In a neoliberal society where service is a commodity, consumer choice is hailed as civil liberty, and every social relationship is understood as a transaction between provider and customer, mystery shoppers are deployed basically everywhere. These are not well-paid agents stalking casino floors for criminal masterminds. Mystery shoppers are workaday spies, moms cruising the mall with an eye to shelf organization and timely welcome greetings. They are the front-line grunts in corporate espionage, the preferred “objective parties” for internal corporate-performance evaluation and data gatherers for marketing firms. All in all, mystery shopping is a $1.5 billion industry employing 1.5 million people worldwide.

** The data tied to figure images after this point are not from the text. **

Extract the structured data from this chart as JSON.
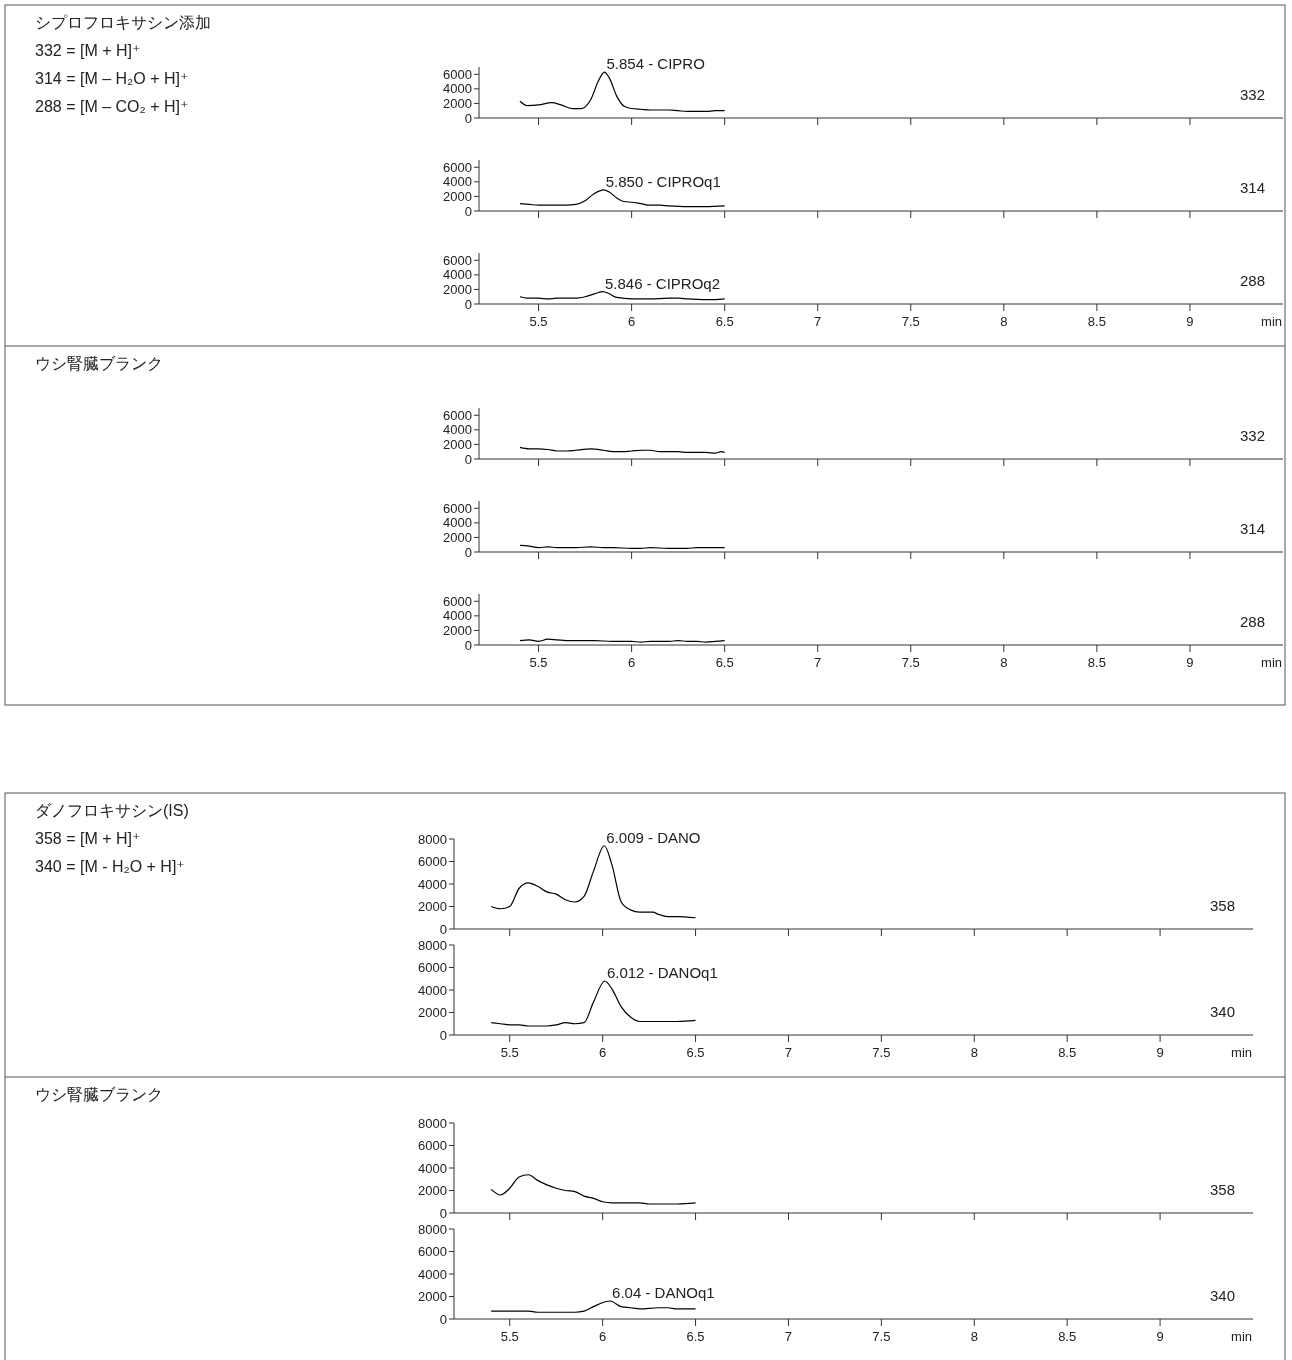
{
  "chart_data": [
    {
      "type": "line",
      "annotations": [
        "シプロフロキサシン添加",
        "332 = [M + H]⁺",
        "314 = [M – H₂O + H]⁺",
        "288 = [M – CO₂ + H]⁺",
        {
          "text": "5.854 - CIPRO",
          "x": 5.854,
          "y": 6300
        }
      ],
      "xlim": [
        5.18,
        9.5
      ],
      "xticks": [
        5.5,
        6,
        6.5,
        7,
        7.5,
        8,
        8.5,
        9
      ],
      "ylim": [
        0,
        7000
      ],
      "yticks": [
        0,
        2000,
        4000,
        6000
      ],
      "tick_labels": "y",
      "series": [
        {
          "name": "332",
          "color": "#000000",
          "x": [
            5.4,
            5.44,
            5.5,
            5.57,
            5.62,
            5.68,
            5.73,
            5.78,
            5.82,
            5.854,
            5.88,
            5.92,
            5.96,
            6.0,
            6.05,
            6.1,
            6.2,
            6.25,
            6.3,
            6.35,
            6.4,
            6.45,
            6.5
          ],
          "values": [
            2300,
            1700,
            1800,
            2100,
            1800,
            1300,
            1300,
            2500,
            5000,
            6300,
            5500,
            3000,
            1600,
            1300,
            1200,
            1100,
            1100,
            1000,
            900,
            900,
            900,
            1000,
            1000
          ]
        }
      ]
    },
    {
      "type": "line",
      "annotations": [
        {
          "text": "5.850 - CIPROq1",
          "x": 5.85,
          "y": 2900
        }
      ],
      "xlim": [
        5.18,
        9.5
      ],
      "xticks": [
        5.5,
        6,
        6.5,
        7,
        7.5,
        8,
        8.5,
        9
      ],
      "ylim": [
        0,
        7000
      ],
      "yticks": [
        0,
        2000,
        4000,
        6000
      ],
      "tick_labels": "y",
      "series": [
        {
          "name": "314",
          "color": "#000000",
          "x": [
            5.4,
            5.45,
            5.5,
            5.55,
            5.6,
            5.65,
            5.7,
            5.75,
            5.8,
            5.85,
            5.88,
            5.92,
            5.96,
            6.0,
            6.05,
            6.1,
            6.15,
            6.2,
            6.3,
            6.4,
            6.5
          ],
          "values": [
            1000,
            900,
            800,
            800,
            800,
            800,
            900,
            1400,
            2400,
            2900,
            2600,
            1800,
            1300,
            1200,
            1000,
            800,
            800,
            700,
            600,
            600,
            700
          ]
        }
      ]
    },
    {
      "type": "line",
      "annotations": [
        {
          "text": "5.846 - CIPROq2",
          "x": 5.846,
          "y": 1700
        }
      ],
      "xlabel": "min",
      "xlim": [
        5.18,
        9.5
      ],
      "xticks": [
        5.5,
        6,
        6.5,
        7,
        7.5,
        8,
        8.5,
        9
      ],
      "ylim": [
        0,
        7000
      ],
      "yticks": [
        0,
        2000,
        4000,
        6000
      ],
      "series": [
        {
          "name": "288",
          "color": "#000000",
          "x": [
            5.4,
            5.44,
            5.5,
            5.55,
            5.6,
            5.65,
            5.7,
            5.75,
            5.8,
            5.846,
            5.88,
            5.92,
            6.0,
            6.1,
            6.2,
            6.25,
            6.3,
            6.4,
            6.45,
            6.5
          ],
          "values": [
            1000,
            800,
            800,
            700,
            800,
            800,
            800,
            1000,
            1400,
            1700,
            1400,
            900,
            700,
            700,
            800,
            800,
            700,
            600,
            600,
            700
          ]
        }
      ]
    },
    {
      "type": "line",
      "annotations": [
        "ウシ腎臓ブランク"
      ],
      "xlim": [
        5.18,
        9.5
      ],
      "xticks": [
        5.5,
        6,
        6.5,
        7,
        7.5,
        8,
        8.5,
        9
      ],
      "ylim": [
        0,
        7000
      ],
      "yticks": [
        0,
        2000,
        4000,
        6000
      ],
      "tick_labels": "y",
      "series": [
        {
          "name": "332",
          "color": "#000000",
          "x": [
            5.4,
            5.45,
            5.5,
            5.55,
            5.6,
            5.65,
            5.7,
            5.78,
            5.85,
            5.9,
            5.95,
            6.0,
            6.06,
            6.1,
            6.15,
            6.2,
            6.25,
            6.3,
            6.4,
            6.45,
            6.48,
            6.5
          ],
          "values": [
            1600,
            1400,
            1400,
            1300,
            1100,
            1100,
            1200,
            1400,
            1200,
            1000,
            1000,
            1100,
            1200,
            1200,
            1000,
            1000,
            1000,
            900,
            900,
            800,
            1000,
            900
          ]
        }
      ]
    },
    {
      "type": "line",
      "xlim": [
        5.18,
        9.5
      ],
      "xticks": [
        5.5,
        6,
        6.5,
        7,
        7.5,
        8,
        8.5,
        9
      ],
      "ylim": [
        0,
        7000
      ],
      "yticks": [
        0,
        2000,
        4000,
        6000
      ],
      "tick_labels": "y",
      "series": [
        {
          "name": "314",
          "color": "#000000",
          "x": [
            5.4,
            5.45,
            5.5,
            5.55,
            5.6,
            5.7,
            5.78,
            5.85,
            5.9,
            6.0,
            6.05,
            6.1,
            6.2,
            6.3,
            6.35,
            6.45,
            6.5
          ],
          "values": [
            900,
            800,
            600,
            700,
            600,
            600,
            700,
            600,
            600,
            500,
            500,
            600,
            500,
            500,
            600,
            600,
            600
          ]
        }
      ]
    },
    {
      "type": "line",
      "xlabel": "min",
      "xlim": [
        5.18,
        9.5
      ],
      "xticks": [
        5.5,
        6,
        6.5,
        7,
        7.5,
        8,
        8.5,
        9
      ],
      "ylim": [
        0,
        7000
      ],
      "yticks": [
        0,
        2000,
        4000,
        6000
      ],
      "series": [
        {
          "name": "288",
          "color": "#000000",
          "x": [
            5.4,
            5.45,
            5.5,
            5.55,
            5.6,
            5.65,
            5.7,
            5.8,
            5.9,
            6.0,
            6.05,
            6.1,
            6.2,
            6.25,
            6.3,
            6.35,
            6.4,
            6.45,
            6.5
          ],
          "values": [
            600,
            700,
            500,
            800,
            700,
            600,
            600,
            600,
            500,
            500,
            400,
            500,
            500,
            600,
            500,
            500,
            400,
            500,
            600
          ]
        }
      ]
    },
    {
      "type": "line",
      "annotations": [
        "ダノフロキサシン(IS)",
        "358 = [M + H]⁺",
        "340 = [M - H₂O + H]⁺",
        {
          "text": "6.009 - DANO",
          "x": 6.009,
          "y": 7400
        }
      ],
      "xlim": [
        5.2,
        9.5
      ],
      "xticks": [
        5.5,
        6,
        6.5,
        7,
        7.5,
        8,
        8.5,
        9
      ],
      "ylim": [
        0,
        8000
      ],
      "yticks": [
        0,
        2000,
        4000,
        6000,
        8000
      ],
      "tick_labels": "y",
      "series": [
        {
          "name": "358",
          "color": "#000000",
          "x": [
            5.4,
            5.45,
            5.5,
            5.55,
            5.6,
            5.65,
            5.7,
            5.75,
            5.8,
            5.85,
            5.9,
            5.95,
            6.009,
            6.05,
            6.1,
            6.15,
            6.2,
            6.27,
            6.3,
            6.35,
            6.4,
            6.5
          ],
          "values": [
            2000,
            1800,
            2000,
            3600,
            4100,
            3800,
            3300,
            3100,
            2600,
            2400,
            2900,
            5100,
            7400,
            5700,
            2400,
            1700,
            1500,
            1500,
            1300,
            1100,
            1100,
            1000
          ]
        }
      ]
    },
    {
      "type": "line",
      "annotations": [
        {
          "text": "6.012 - DANOq1",
          "x": 6.012,
          "y": 4800
        }
      ],
      "xlabel": "min",
      "xlim": [
        5.2,
        9.5
      ],
      "xticks": [
        5.5,
        6,
        6.5,
        7,
        7.5,
        8,
        8.5,
        9
      ],
      "ylim": [
        0,
        8000
      ],
      "yticks": [
        0,
        2000,
        4000,
        6000,
        8000
      ],
      "series": [
        {
          "name": "340",
          "color": "#000000",
          "x": [
            5.4,
            5.45,
            5.5,
            5.55,
            5.6,
            5.65,
            5.7,
            5.75,
            5.8,
            5.85,
            5.9,
            5.95,
            6.012,
            6.05,
            6.1,
            6.15,
            6.2,
            6.27,
            6.3,
            6.4,
            6.5
          ],
          "values": [
            1100,
            1000,
            900,
            900,
            800,
            800,
            800,
            900,
            1100,
            1000,
            1100,
            2900,
            4800,
            4100,
            2500,
            1600,
            1200,
            1200,
            1200,
            1200,
            1300
          ]
        }
      ]
    },
    {
      "type": "line",
      "annotations": [
        "ウシ腎臓ブランク"
      ],
      "xlim": [
        5.2,
        9.5
      ],
      "xticks": [
        5.5,
        6,
        6.5,
        7,
        7.5,
        8,
        8.5,
        9
      ],
      "ylim": [
        0,
        8000
      ],
      "yticks": [
        0,
        2000,
        4000,
        6000,
        8000
      ],
      "tick_labels": "y",
      "series": [
        {
          "name": "358",
          "color": "#000000",
          "x": [
            5.4,
            5.45,
            5.5,
            5.55,
            5.6,
            5.65,
            5.7,
            5.75,
            5.8,
            5.85,
            5.9,
            5.95,
            6.0,
            6.05,
            6.1,
            6.2,
            6.25,
            6.3,
            6.4,
            6.5
          ],
          "values": [
            2100,
            1600,
            2200,
            3200,
            3400,
            2900,
            2500,
            2200,
            2000,
            1900,
            1500,
            1300,
            1000,
            900,
            900,
            900,
            800,
            800,
            800,
            900
          ]
        }
      ]
    },
    {
      "type": "line",
      "annotations": [
        {
          "text": "6.04 - DANOq1",
          "x": 6.04,
          "y": 1600
        }
      ],
      "xlabel": "min",
      "xlim": [
        5.2,
        9.5
      ],
      "xticks": [
        5.5,
        6,
        6.5,
        7,
        7.5,
        8,
        8.5,
        9
      ],
      "ylim": [
        0,
        8000
      ],
      "yticks": [
        0,
        2000,
        4000,
        6000,
        8000
      ],
      "series": [
        {
          "name": "340",
          "color": "#000000",
          "x": [
            5.4,
            5.5,
            5.6,
            5.65,
            5.7,
            5.75,
            5.8,
            5.85,
            5.9,
            5.95,
            6.04,
            6.1,
            6.15,
            6.2,
            6.3,
            6.35,
            6.4,
            6.5
          ],
          "values": [
            700,
            700,
            700,
            600,
            600,
            600,
            600,
            600,
            700,
            1100,
            1600,
            1100,
            1000,
            900,
            1000,
            1000,
            900,
            900
          ]
        }
      ]
    }
  ]
}
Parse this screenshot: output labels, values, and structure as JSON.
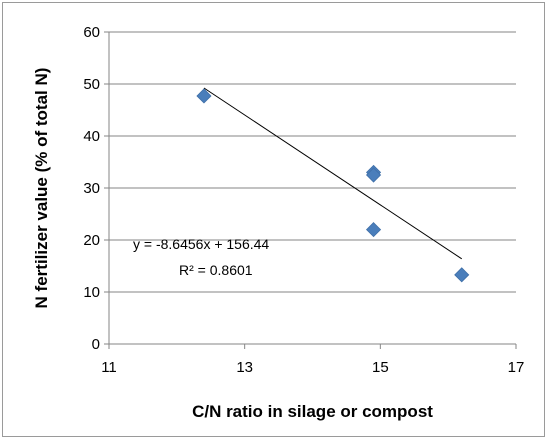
{
  "chart_data": {
    "type": "scatter",
    "xlabel": "C/N ratio in silage or compost",
    "ylabel": "N fertilizer value (% of total N)",
    "xlim": [
      11,
      17
    ],
    "ylim": [
      0,
      60
    ],
    "x_ticks": [
      11,
      13,
      15,
      17
    ],
    "y_ticks": [
      0,
      10,
      20,
      30,
      40,
      50,
      60
    ],
    "grid": "horizontal",
    "legend": "none",
    "series": [
      {
        "color": "#4a7ebb",
        "marker": "diamond",
        "points": [
          {
            "x": 12.4,
            "y": 47.7
          },
          {
            "x": 14.9,
            "y": 33.0
          },
          {
            "x": 14.9,
            "y": 32.5
          },
          {
            "x": 14.9,
            "y": 22.0
          },
          {
            "x": 16.2,
            "y": 13.3
          }
        ]
      }
    ],
    "trendline": {
      "type": "linear",
      "slope": -8.6456,
      "intercept": 156.44,
      "x_range": [
        12.4,
        16.2
      ],
      "color": "#000000",
      "equation_label": "y = -8.6456x + 156.44",
      "r2_label": "R² = 0.8601"
    }
  }
}
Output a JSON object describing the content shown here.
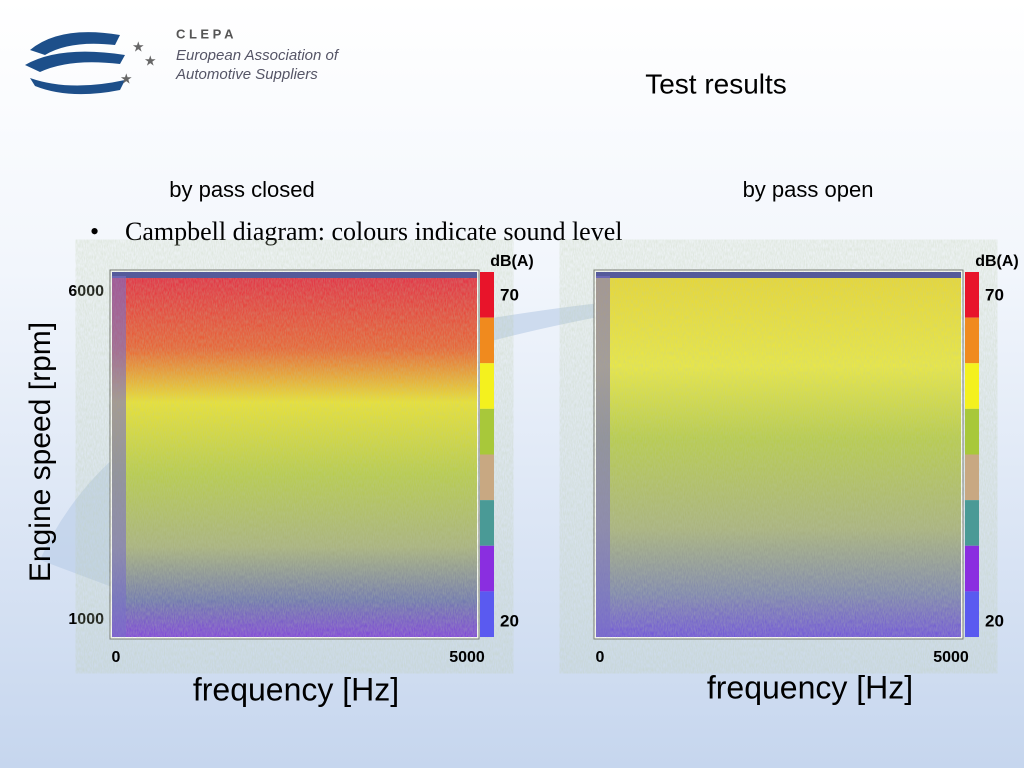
{
  "header": {
    "logo_name": "C L E P A",
    "logo_line1": "European Association of",
    "logo_line2": "Automotive Suppliers",
    "title": "Test results"
  },
  "bullet": "Campbell diagram: colours indicate sound level",
  "y_axis": {
    "label": "Engine speed [rpm]",
    "top": 6000,
    "bottom": 1000
  },
  "panels": [
    {
      "caption": "by pass closed",
      "colorbar_label": "dB(A)",
      "colorbar_max": 70,
      "colorbar_min": 20,
      "x_left": 0,
      "x_right": 5000,
      "x_label": "frequency [Hz]"
    },
    {
      "caption": "by pass open",
      "colorbar_label": "dB(A)",
      "colorbar_max": 70,
      "colorbar_min": 20,
      "x_left": 0,
      "x_right": 5000,
      "x_label": "frequency [Hz]"
    }
  ]
}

And yet, there is almost no public knowledge of the mystery-shopping trade. If you’re not one of the millions of retail employees regularly surveilled by contractors hired to catch you out, or one of the million and a half doing the spying, you could be forgiven for not knowing just how serious a business mystery shopping is. What academic work has been done on mystery shopping tends to be industry specific, evaluating its efficacy rather than its sociological impact. Mystery shoppers pop up from time to time in the news, but usually in relation to a bank-account-phishing scam connected to fake mystery shopping jobs only a little more sophisticated than the Nigerian-prince email. And the books about mystery shopping are almost exclusively aspirational: The Mystery Shopper’s Manual: How to Get Paid to Shop in Your Favorite Stores, Eat in Your Favorite Restaurants, and More!
The hard work of making sure every chain store in the country is more or less the same follows a fairly simple process: Mystery shoppers sign up for each job separately through a mystery-shopping company (MSC), staffing agencies that corporations hire to provide retail spies. The MSCs’ names go from totally banal (Service Excellence Group Inc.; Customer 1st) to the more insidiously corporate (Statopex; Confero) to the accidentally Maoist (Shoppers Critique International). Each job, called a “shop,” is a onetime, one-task contract between the mystery shopper and the MSC. Once mystery shoppers agree to do a shop, they enter the store and follow the instructions they are given (to make a purchase, or return an item, or ask a series of questions, etc.), all the while carefully monitoring and remembering conditions (not writing them down; writing things down is a dead giveaway) and pretending to be a normal customer. This last bit is important — if any employees at the retail site figure out they’re being mystery-shopped, the MSC can and will deny the mystery shopper payment for that shop.